Le deuxième terme qui qualifie les agissements de Filaura nous éclaire lui-aussi grandement sur son dévoiement (elle est du reste à la fois dévoyée et déviante), c’est celui d’extravagance, qui dit bien l’« errance » (vagare) en dehors du sens commun ou de la norme. On en relève cinq occurrences, dans la forme substantivale ou adjectivale, dont la première comme adjectif pléonastique de « bizarreries »41 ; une autre fois, il est accolé à « caprice »42, mot lui-même employé deux fois dans le récit ; mais c’est aussi l’adjectif « extravagant » qui désigne génériquement la faute première de Filaura, sa « désobéissance ». En somme, ces mots prononcent déjà clairement la condamnation morale du personnage. Or, il s’y ajoute la série des : « sordides lascivetés »43 ou « dissolutions » 44, « infâmes malhonnêtetés », «44 souillures » de l’âme, « humeur pécheresse » et « férocité », pour achever d’accabler la « cruelle », l’« infâme » ou la « misérable », comme on l’appelle encore45. On remarquera qu’avec « férocité », c’est la dégradation au rang animal du comportement « instinctif et sauvage » de Filaura qui est soulignée. De même que si la dissolution ne désigne que la débauche, le dérèglement ou l’écart, la férocité comme l’infamie y ajoutent un mouvement vers le bas, qui tire en quelque sorte le personnage vers l’inhumain (le subhumain), d’ailleurs « inumana » apparaît au moins une fois pour la qualifier. Mais, souvenons-nous de la déclaration de Filaura à sa mère, quand elle explique son intention de se révéler « supérieure aux hommes bien qu’étant femme » : elle montre que Filaura pèche décidément par l’écart et la démesure à la fois, ne se contentant pas de son état (elle renie sa féminité par l’habit et par les mœurs), ni d’égaler les hommes pour entrer, en quelque sorte, dans leurs rangs, mais aspirant au contraire à se situer au-dessus d’eux ; elle échappe du même coup aux deux catégories humaines.

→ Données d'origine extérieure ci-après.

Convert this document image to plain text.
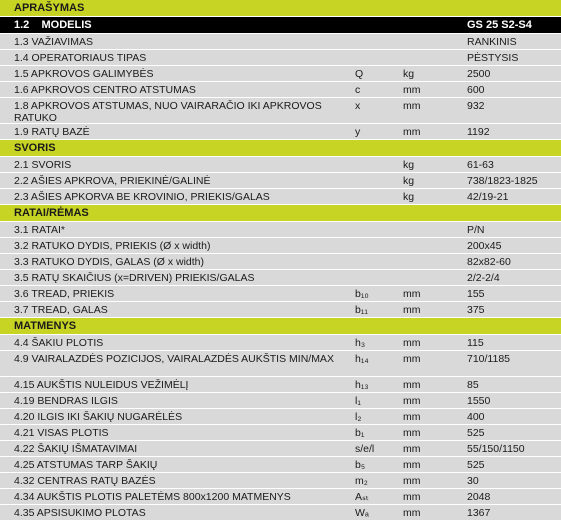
APRAŠYMAS
1.2    MODELIS	GS 25 S2-S4
1.3 VAŽIAVIMAS	RANKINIS
1.4 OPERATORIAUS TIPAS	PĖSTYSIS
1.5 APKROVOS GALIMYBĖS	Q	kg	2500
1.6 APKROVOS CENTRO ATSTUMAS	c	mm	600
1.8 APKROVOS ATSTUMAS, NUO VAIRARAČIO IKI APKROVOS RATUKO
x	mm	932
1.9 RATŲ BAZĖ	y	mm	1192
SVORIS
2.1 SVORIS	kg	61-63
2.2 AŠIES APKROVA, PRIEKINĖ/GALINĖ	kg	738/1823-1825
2.3 AŠIES APKORVA BE KROVINIO, PRIEKIS/GALAS	kg	42/19-21
RATAI/RĖMAS
3.1 RATAI*	P/N
3.2 RATUKO DYDIS, PRIEKIS (Ø x width)	200x45
3.3 RATUKO DYDIS, GALAS (Ø x width)	82x82-60
3.5 RATŲ SKAIČIUS (x=DRIVEN) PRIEKIS/GALAS	2/2-2/4
3.6 TREAD, PRIEKIS	b₁₀	mm	155
3.7 TREAD, GALAS	b₁₁	mm	375
MATMENYS
4.4 ŠAKIU PLOTIS	h₃	mm	115
4.9 VAIRALAZDĖS POZICIJOS, VAIRALAZDĖS AUKŠTIS MIN/MAX	h₁₄	mm	710/1185
4.15 AUKŠTIS NULEIDUS VEŽIMĖLĮ	h₁₃	mm	85
4.19 BENDRAS ILGIS	l₁	mm	1550
4.20 ILGIS IKI ŠAKIŲ NUGARĖLĖS	l₂	mm	400
4.21 VISAS PLOTIS	b₁	mm	525
4.22 ŠAKIŲ IŠMATAVIMAI	s/e/l	mm	55/150/1150
4.25 ATSTUMAS TARP ŠAKIŲ	b₅	mm	525
4.32 CENTRAS RATŲ BAZĖS	m₂	mm	30
4.34 AUKŠTIS PLOTIS PALETĖMS 800x1200 MATMENYS	Aₛₜ	mm	2048
4.35 APSISUKIMO PLOTAS	Wₐ	mm	1367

Revenons à présent aux manifestations de la singulière rébellion de Filaura à l’ordre établi, en observant tout d’abord l’insensibilité du personnage à la mort – celle de ses parents, qui ne lui tire pas la moindre larme46, mais aussi celle des deux amants qu’elle manipule –47, voire certaine délectation à la regarder en face48, un goût que confirme l’intrépidité de Filaura/Filauro au champ de bataille, mais aussi le chatiment impitoyable qu’elle réserve à qui découvre son secret (on songe à ce marin qu’elle passe par dessus bord dans son voyage des Flandres au Portugal, parce qu’il l’a démasquée), sans compter les menaces assassines qu’elle profère contre quiconque lui ferait obstacle (Flavio manque en faire les frais) et dont on a la preuve qu’elles ne sont pas de vains mots. On remarquera ensuite la fréquence avec laquelle sont soulignés les sentiments et les attitudes relevant de la haine et du mépris : « odiare » [haïr] et affines (« détester ») apparaissent cinq fois et « avversione » [aversion], deux fois ; on compte trois occurrences de « mépris » ou « méprisant » pour caractériser le ton ou le comportement de Filaura, et on ajoutera, dans un même ordre d’idée, un geste sans ambiguïté envers sa mère – « dans un éclat guerrier, elle tourna le dos à sa mère et s’en alla »49 – ainsi que les humiliations par deux fois infligées à Flavio.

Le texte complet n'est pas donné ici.